The Centraco nuclear site was rocked by an explosion that killed one and injured four people.

Zeenews Bureau

Paris: The Centraco nuclear site in Southern France was on Monday rocked by an explosion that killed one and injured four people, France`s nuclear safety watchdog said.

Out of the four injured, one was seriously injured while the remaining three suffered lesser injuries.

Though the media reports earlier, were hinting at a possible risk of radiation leakage, the Nuclear Safety Authority confirmed that no radioactive leakage was detected and that the blast took place in an oven used to melt nuclear wastes.

"According to initial information, the explosion happened in an oven used to melt radioactive metallic waste of little and very little radioactivity," the agency said in a statement.
The Centraco site is situated near the Marcoule nuclear plant which is located in Langedoc Roussillon, in southern France, near the Mediterranean Sea.

Centraco is operated by a subsidiary of EDF, the power company that caters to the nation`s electricity needs.

EDF`s spokeswoman Carole Trivi said, "a fire broke out after the explosion, but it has since been brought under control".

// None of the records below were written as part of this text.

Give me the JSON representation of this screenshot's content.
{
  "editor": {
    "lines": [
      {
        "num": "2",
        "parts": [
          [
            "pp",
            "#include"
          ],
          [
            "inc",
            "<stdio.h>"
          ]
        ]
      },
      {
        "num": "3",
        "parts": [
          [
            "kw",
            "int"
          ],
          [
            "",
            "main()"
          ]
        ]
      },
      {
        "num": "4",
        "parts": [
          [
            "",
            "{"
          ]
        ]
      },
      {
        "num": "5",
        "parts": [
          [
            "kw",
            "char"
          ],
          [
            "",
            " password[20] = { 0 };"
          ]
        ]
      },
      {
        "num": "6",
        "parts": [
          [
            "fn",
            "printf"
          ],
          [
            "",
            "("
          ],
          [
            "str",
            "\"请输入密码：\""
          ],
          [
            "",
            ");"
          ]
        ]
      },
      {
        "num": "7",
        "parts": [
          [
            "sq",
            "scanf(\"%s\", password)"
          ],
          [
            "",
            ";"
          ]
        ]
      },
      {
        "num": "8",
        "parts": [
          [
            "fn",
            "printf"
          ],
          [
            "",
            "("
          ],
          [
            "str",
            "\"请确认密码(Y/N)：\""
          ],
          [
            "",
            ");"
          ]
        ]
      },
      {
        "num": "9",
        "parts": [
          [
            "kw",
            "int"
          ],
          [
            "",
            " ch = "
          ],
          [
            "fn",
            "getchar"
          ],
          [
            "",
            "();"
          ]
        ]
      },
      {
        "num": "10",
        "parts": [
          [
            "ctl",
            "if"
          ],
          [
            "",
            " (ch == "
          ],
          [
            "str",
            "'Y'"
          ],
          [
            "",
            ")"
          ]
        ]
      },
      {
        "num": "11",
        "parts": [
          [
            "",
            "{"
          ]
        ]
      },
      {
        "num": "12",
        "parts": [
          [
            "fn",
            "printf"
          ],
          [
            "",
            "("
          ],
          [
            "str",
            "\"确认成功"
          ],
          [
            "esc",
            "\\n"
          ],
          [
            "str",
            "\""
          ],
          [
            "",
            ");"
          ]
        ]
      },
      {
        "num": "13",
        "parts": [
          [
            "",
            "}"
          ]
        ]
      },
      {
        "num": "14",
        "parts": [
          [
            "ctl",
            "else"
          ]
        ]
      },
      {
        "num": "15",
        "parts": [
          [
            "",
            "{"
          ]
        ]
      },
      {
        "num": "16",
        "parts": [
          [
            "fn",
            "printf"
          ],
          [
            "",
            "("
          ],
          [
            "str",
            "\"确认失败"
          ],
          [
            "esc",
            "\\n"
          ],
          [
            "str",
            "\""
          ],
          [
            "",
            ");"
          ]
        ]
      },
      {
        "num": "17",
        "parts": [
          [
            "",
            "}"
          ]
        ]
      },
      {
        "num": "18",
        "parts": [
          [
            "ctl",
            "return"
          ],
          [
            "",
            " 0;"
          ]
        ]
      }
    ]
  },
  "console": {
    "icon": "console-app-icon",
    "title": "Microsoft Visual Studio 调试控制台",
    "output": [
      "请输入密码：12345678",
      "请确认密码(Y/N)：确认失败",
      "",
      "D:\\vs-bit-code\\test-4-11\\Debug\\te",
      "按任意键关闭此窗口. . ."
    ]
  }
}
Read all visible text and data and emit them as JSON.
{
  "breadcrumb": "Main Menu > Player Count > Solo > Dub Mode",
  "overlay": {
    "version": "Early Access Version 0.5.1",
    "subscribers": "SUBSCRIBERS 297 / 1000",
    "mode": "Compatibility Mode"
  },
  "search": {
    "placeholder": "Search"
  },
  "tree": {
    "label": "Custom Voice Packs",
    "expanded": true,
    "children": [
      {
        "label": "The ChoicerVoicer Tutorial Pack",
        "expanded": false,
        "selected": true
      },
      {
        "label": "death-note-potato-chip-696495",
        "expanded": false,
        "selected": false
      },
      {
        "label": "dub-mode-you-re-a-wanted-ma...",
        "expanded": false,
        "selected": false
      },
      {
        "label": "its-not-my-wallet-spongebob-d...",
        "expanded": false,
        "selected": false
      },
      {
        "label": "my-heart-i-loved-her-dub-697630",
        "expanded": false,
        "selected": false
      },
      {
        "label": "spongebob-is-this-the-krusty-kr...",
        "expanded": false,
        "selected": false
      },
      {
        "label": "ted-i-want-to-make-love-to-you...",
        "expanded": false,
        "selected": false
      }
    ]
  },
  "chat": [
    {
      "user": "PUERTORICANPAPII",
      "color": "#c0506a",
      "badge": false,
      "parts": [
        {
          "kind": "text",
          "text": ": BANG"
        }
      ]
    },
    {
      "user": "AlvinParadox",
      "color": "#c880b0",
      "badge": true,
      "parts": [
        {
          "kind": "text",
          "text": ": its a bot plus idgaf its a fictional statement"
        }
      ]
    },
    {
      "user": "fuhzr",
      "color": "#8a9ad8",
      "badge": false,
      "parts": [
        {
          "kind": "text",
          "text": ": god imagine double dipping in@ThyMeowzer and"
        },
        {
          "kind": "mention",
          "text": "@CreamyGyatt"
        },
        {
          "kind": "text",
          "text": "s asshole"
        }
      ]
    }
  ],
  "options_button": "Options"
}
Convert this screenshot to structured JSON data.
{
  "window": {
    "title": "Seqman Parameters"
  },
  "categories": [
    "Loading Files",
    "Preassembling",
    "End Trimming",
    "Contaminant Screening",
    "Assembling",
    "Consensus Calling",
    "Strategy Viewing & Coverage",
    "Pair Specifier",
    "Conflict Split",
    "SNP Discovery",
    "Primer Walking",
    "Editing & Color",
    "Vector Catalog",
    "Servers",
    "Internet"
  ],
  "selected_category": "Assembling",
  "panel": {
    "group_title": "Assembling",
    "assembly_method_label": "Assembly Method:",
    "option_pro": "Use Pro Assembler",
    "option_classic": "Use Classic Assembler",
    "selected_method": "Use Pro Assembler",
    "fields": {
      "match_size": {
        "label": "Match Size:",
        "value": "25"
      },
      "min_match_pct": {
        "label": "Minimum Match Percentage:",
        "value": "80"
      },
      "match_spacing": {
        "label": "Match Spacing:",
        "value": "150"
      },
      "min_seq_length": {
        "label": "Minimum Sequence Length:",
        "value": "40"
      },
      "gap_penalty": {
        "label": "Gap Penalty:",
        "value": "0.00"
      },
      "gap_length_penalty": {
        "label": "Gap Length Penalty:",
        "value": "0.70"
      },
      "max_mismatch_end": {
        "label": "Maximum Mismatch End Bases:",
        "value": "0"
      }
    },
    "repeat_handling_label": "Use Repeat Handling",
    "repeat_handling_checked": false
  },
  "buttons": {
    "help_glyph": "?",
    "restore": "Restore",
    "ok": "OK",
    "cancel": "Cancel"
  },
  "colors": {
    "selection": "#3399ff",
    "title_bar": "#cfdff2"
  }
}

She clarified that no waste treated at the site of explosion came from a reactor as there were no nuclear reactors at the site.

The cause of the blast was not immediately known, and an investigation has been opened, Trivi said.

With France being a country hugely dependent on the nuclear energy for electricity, all the fifty-eight nuclear reactors of the country had been put through stress tests in the aftermath of Fukushima N-plant disaster faced by Japan.

France is also a major exporter of nuclear power, treats nuclear waste from around the world, and state-owned nuclear giant Areva is one of the country`s most prominent companies.

The kind of soul-searching about using nuclear power that swept the world following Japan`s March 11 tsunami and the disaster at the Fukushima nuclear plant have been largely absent in France, which has stuck firmly to its pro-nuclear policy.

In June, President Nicolas Sarkozy pledged that France will stick to a plan to invest euro1 billion ($1.37 billion) in future nuclear reactors.

By contrast, neighboring Germany took eight of its older reactors off the grid in the wake of the Japanese disaster and lawmakers have voted to shut the country`s nine remaining nuclear plants by 2022.

Still, French environmentalists have long called for the end to the country`s nuclear program, and the Europe Ecology-Greens party urged transparency in responding to Monday`s accident.